Ich erinnere auch an den Antrag meiner Fraktion in dieser Legislaturperiode „G8-Gipfel – unverzüglich Konsequenzen ziehen“ vom 4. Oktober 2007,
mit dem eine kritische Gesamtwürdigung der Geeignetheit und Erforderlichkeit polizeilicher Befugnisse des SOG M-V gefordert wurde. Ausdrücklich einbezogen werden sollte hierbei der Paragraf 43a. Und, sehr geehrter Herr Leonhard, liebe Kolleginnen und Kollegen der FDP, hätte die FDP nicht den Parlamentarischen Untersuchungsausschuss zum G8-Gipfel abgelehnt, wären wir heute schon einen Schritt weiter und Sie hätten Ihren Antrag nicht zu stellen brauchen.
(Unruhe und Heiterkeit bei Abgeordneten der Fraktionen der CDU und FDP – Beifall bei Abgeordneten der Fraktion DIE LINKE)
Aber Sie haben gesagt, es gibt keinen Aufklärungsbedarf und deswegen lehnen Sie den PUA ab. Jetzt haben Sie offensichtlich Aufklärungsbedarf und präsentieren uns hier einen Antrag mit einem Bestandteil aus einem Gesamtzusammenhang.

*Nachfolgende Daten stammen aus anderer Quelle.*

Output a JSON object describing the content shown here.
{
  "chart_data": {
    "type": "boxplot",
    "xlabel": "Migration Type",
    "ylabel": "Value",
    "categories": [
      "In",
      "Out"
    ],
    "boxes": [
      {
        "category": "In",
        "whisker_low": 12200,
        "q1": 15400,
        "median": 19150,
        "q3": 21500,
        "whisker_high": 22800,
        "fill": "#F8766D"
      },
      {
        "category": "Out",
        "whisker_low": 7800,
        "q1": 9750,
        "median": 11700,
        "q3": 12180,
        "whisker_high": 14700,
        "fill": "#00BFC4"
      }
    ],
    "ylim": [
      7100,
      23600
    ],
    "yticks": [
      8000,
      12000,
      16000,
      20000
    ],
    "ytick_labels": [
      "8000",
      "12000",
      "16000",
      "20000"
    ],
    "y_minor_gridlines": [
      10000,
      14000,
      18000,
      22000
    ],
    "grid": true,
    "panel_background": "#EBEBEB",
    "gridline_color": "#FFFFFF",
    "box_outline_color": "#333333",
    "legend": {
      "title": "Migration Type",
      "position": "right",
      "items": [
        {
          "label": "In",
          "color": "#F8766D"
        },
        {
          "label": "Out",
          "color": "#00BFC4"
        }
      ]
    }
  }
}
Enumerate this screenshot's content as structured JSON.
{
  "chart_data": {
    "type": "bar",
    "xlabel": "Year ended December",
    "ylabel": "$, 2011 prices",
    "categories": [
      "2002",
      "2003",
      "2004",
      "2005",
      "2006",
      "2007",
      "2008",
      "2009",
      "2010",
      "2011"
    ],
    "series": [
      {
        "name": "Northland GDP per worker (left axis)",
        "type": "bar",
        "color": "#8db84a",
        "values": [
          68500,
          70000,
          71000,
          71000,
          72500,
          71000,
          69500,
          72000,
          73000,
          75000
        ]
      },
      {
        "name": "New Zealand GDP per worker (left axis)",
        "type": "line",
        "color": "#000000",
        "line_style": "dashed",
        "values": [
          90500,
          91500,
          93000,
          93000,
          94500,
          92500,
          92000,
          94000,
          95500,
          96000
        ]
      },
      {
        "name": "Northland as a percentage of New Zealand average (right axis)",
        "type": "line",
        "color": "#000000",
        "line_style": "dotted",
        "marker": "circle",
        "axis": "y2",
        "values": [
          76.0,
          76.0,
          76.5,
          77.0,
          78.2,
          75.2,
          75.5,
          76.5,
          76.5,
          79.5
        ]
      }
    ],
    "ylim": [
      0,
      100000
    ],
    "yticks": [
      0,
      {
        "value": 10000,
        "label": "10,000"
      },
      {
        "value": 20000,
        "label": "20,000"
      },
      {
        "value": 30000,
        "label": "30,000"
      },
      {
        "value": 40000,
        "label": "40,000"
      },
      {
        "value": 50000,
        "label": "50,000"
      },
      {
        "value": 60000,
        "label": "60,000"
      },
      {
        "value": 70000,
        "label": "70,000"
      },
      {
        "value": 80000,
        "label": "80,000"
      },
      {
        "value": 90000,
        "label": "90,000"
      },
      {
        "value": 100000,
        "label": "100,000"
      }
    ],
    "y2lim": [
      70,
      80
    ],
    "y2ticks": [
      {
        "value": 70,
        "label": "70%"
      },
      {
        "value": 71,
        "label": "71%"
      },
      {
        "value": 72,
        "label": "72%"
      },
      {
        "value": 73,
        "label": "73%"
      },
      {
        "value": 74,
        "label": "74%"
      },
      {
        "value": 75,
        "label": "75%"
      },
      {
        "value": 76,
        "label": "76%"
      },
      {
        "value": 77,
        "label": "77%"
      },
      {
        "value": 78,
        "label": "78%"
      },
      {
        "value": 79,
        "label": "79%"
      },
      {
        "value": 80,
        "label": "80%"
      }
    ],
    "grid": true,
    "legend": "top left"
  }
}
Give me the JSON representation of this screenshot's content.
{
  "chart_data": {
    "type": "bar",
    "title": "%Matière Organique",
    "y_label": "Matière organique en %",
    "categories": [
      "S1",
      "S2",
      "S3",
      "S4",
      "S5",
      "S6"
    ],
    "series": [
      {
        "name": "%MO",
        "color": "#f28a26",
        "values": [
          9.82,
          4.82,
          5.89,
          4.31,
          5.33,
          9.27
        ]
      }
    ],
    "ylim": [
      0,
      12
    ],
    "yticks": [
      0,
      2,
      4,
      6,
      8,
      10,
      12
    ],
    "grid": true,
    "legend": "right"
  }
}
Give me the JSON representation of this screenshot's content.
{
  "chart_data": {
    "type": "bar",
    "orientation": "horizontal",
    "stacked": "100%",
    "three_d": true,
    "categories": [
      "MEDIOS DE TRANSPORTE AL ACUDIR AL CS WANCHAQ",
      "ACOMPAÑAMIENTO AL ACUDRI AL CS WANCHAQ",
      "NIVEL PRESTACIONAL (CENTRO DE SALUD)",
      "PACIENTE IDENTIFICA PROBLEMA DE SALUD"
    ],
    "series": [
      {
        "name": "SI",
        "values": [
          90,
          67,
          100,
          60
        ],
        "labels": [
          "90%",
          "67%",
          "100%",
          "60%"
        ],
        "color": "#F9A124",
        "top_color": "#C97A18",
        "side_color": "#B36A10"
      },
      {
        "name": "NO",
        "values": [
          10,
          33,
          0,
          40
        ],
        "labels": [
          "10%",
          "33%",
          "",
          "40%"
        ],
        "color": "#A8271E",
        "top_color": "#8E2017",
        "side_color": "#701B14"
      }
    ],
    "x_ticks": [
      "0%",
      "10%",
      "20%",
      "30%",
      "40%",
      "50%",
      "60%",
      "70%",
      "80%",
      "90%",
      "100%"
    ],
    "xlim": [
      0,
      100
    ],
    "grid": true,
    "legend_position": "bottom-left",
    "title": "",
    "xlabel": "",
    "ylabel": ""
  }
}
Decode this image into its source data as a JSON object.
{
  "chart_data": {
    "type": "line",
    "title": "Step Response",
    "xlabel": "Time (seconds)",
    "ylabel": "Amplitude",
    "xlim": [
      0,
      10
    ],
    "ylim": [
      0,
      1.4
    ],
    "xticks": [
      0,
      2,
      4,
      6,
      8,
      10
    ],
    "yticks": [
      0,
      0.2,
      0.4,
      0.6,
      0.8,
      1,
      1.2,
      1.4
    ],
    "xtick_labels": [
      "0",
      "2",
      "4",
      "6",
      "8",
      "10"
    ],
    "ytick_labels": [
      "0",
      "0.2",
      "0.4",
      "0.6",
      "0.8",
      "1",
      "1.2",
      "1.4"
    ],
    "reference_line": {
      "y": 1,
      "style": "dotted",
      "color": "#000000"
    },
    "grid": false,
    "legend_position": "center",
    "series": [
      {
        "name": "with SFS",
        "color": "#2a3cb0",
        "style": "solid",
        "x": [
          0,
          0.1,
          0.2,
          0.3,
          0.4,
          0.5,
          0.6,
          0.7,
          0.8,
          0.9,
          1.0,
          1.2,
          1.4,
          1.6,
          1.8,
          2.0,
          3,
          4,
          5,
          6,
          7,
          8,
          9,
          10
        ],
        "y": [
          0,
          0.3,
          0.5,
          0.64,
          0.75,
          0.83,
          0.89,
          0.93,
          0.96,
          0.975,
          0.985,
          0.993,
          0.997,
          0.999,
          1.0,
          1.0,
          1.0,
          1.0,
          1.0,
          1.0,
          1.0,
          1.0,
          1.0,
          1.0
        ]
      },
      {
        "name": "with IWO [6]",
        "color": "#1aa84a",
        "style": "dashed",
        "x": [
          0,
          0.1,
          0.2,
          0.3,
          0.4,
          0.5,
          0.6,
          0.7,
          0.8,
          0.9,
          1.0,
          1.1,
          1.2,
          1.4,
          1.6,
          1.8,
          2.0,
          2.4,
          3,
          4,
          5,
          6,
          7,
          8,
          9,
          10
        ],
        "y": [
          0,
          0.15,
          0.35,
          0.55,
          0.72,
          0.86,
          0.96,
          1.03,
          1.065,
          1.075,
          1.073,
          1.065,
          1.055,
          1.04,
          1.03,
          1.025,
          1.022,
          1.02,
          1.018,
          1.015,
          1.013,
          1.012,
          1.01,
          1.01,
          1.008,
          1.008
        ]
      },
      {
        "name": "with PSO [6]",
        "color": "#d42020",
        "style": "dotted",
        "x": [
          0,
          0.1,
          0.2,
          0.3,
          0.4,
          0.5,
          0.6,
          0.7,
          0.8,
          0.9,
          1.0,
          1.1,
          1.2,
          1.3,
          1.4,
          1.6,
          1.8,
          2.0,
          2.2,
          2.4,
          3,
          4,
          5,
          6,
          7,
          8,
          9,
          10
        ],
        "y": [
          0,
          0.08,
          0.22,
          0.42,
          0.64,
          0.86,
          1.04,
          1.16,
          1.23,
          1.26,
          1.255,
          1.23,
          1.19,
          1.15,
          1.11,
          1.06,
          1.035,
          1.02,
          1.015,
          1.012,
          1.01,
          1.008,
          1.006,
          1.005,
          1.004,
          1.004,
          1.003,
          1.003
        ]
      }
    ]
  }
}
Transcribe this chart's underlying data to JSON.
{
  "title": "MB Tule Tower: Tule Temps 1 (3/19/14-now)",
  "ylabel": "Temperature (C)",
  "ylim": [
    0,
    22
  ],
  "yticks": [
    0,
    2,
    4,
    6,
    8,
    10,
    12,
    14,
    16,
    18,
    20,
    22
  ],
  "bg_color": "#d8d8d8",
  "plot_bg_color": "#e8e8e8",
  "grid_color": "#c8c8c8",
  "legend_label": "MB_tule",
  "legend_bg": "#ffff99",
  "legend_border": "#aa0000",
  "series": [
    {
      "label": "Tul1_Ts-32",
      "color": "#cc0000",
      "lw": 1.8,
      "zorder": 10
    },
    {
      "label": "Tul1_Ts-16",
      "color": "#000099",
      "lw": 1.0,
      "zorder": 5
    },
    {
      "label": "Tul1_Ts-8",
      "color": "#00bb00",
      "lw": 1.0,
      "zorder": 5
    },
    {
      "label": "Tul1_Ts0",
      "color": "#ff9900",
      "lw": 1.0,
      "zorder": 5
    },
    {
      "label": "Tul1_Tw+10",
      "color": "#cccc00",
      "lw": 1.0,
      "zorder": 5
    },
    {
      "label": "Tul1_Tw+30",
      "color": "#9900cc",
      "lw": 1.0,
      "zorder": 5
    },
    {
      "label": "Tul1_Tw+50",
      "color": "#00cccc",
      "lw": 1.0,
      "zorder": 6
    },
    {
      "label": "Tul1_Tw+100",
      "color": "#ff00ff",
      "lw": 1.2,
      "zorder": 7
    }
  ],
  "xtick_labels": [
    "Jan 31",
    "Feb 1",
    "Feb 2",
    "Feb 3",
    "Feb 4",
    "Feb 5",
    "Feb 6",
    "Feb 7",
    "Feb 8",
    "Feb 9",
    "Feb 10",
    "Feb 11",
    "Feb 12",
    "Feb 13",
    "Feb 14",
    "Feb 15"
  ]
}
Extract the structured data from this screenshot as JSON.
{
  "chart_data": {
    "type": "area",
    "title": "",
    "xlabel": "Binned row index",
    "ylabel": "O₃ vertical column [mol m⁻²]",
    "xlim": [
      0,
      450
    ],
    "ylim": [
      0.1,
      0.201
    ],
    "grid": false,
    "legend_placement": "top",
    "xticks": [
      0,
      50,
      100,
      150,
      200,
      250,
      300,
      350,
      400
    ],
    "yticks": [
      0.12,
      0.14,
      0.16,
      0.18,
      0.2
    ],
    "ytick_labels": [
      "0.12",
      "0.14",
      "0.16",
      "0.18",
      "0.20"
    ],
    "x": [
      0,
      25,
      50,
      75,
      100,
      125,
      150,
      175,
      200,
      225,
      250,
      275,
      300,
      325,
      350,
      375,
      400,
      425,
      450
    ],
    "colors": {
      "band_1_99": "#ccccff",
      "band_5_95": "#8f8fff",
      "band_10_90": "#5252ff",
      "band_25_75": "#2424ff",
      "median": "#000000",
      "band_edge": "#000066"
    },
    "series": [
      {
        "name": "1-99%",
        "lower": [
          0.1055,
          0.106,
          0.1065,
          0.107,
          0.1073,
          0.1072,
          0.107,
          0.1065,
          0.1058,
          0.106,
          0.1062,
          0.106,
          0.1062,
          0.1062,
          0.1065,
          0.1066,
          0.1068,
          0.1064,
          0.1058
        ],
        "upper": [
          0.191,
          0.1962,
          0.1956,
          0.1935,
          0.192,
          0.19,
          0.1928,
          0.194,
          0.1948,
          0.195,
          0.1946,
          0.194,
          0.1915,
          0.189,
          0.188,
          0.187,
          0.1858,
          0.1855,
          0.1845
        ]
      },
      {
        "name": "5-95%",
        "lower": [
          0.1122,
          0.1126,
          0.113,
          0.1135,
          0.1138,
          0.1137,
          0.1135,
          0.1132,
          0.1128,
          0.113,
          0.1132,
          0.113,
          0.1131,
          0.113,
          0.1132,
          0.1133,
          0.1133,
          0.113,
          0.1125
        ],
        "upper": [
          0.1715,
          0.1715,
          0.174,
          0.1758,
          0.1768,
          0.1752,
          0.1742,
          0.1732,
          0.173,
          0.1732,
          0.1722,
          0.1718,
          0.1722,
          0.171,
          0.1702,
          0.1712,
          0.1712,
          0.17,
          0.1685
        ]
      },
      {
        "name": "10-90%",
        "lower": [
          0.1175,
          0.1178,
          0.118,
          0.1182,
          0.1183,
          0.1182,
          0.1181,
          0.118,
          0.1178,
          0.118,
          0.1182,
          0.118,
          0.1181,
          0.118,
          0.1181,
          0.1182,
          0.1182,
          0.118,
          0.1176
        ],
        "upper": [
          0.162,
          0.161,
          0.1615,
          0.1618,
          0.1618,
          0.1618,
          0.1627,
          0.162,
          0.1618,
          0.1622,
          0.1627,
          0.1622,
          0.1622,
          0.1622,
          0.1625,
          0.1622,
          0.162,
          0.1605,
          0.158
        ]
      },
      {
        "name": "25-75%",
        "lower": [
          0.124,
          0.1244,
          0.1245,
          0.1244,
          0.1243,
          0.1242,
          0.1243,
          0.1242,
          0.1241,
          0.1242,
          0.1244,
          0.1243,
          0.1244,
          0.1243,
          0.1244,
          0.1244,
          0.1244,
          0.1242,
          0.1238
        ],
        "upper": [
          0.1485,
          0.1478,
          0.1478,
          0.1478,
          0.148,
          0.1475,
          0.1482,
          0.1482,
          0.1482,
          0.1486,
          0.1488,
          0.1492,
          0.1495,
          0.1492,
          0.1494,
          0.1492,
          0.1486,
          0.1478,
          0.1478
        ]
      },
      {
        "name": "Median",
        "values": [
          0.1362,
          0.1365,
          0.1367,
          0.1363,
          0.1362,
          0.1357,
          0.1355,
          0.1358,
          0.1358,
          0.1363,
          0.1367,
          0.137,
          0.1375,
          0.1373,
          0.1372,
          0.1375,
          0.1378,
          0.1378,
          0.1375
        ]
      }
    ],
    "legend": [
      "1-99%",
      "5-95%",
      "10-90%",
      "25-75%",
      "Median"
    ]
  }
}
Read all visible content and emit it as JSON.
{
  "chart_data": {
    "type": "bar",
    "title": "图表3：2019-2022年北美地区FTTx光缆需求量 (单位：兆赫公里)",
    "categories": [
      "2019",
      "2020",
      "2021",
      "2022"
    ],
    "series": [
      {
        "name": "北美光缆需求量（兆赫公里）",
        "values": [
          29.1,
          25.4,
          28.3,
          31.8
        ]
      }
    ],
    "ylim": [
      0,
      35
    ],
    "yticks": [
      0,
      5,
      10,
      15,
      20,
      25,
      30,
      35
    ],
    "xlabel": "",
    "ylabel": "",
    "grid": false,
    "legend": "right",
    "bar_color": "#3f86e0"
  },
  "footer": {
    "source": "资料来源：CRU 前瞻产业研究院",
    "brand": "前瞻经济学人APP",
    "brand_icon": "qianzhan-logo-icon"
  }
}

Meine damaligen Forderungen haben leider nichts an Aktualität verloren. Ich habe ausgeführt: „Vor allem das Verhältnismäßigkeitsprinzip fordert für SOG-Befugnisse nicht allein die Darlegung der Funktionsfähigkeit, sondern die fortlaufende Überprüfung der Tauglichkeit. Der Gesetzgeber ist verpfl ichtet zu beobachten, wie sich sein gesetzliches Sicherheits- und Ordnungskonzept im Einzelnen in der gesellschaftlichen Wirklichkeit auswirkt.“
Und weiter: „Der G8-Gipfel sollte Prüfanlass sein, ob sich Mängel der Regelungen oder deren praktischen Durchführung offenbaren oder auch, ob vorgenommene Regelungen angemessen und weiterhin notwendig sind.“ Und schließlich geht es um die „Geeignetheit und Notwendigkeit... des Automatischen Kfz-Kennzeichenlesesystems, also § 43a SOG, wird durch den G8-Bericht des Innenministers nicht sonderlich unterstrichen“, es gibt „wenige Treffer und daraus resultierend gar keine weiteren praktischen Schritte. Hier erwarte ich eine sachliche Gesamtanalyse des zuständigen Fachministeriums“. Insofern fällt uns auch heute die Zustimmung zu Ihrem Antrag leicht, weil wir das zum damaligen Zeitpunkt ja schon gefordert haben.
Meine sehr verehrten Damen und Herren! Sehr geehrter Herr Innenminister! Es ist sehr deutlich geworden, dass Sie den heutigen Antrag ablehnen werden. Da Sie unseren damaligen Antrag abgelehnt haben, hat sich das Problem vor dem Hintergrund aktueller Rechtsprechung allerdings erheblich verschärft. Ich habe den Eindruck, dass die zuständige Fachabteilung des Innenministeriums auf dem besten Wege ist, den Minister in eine Sackgasse zu manövrieren. Ich muss es so sagen.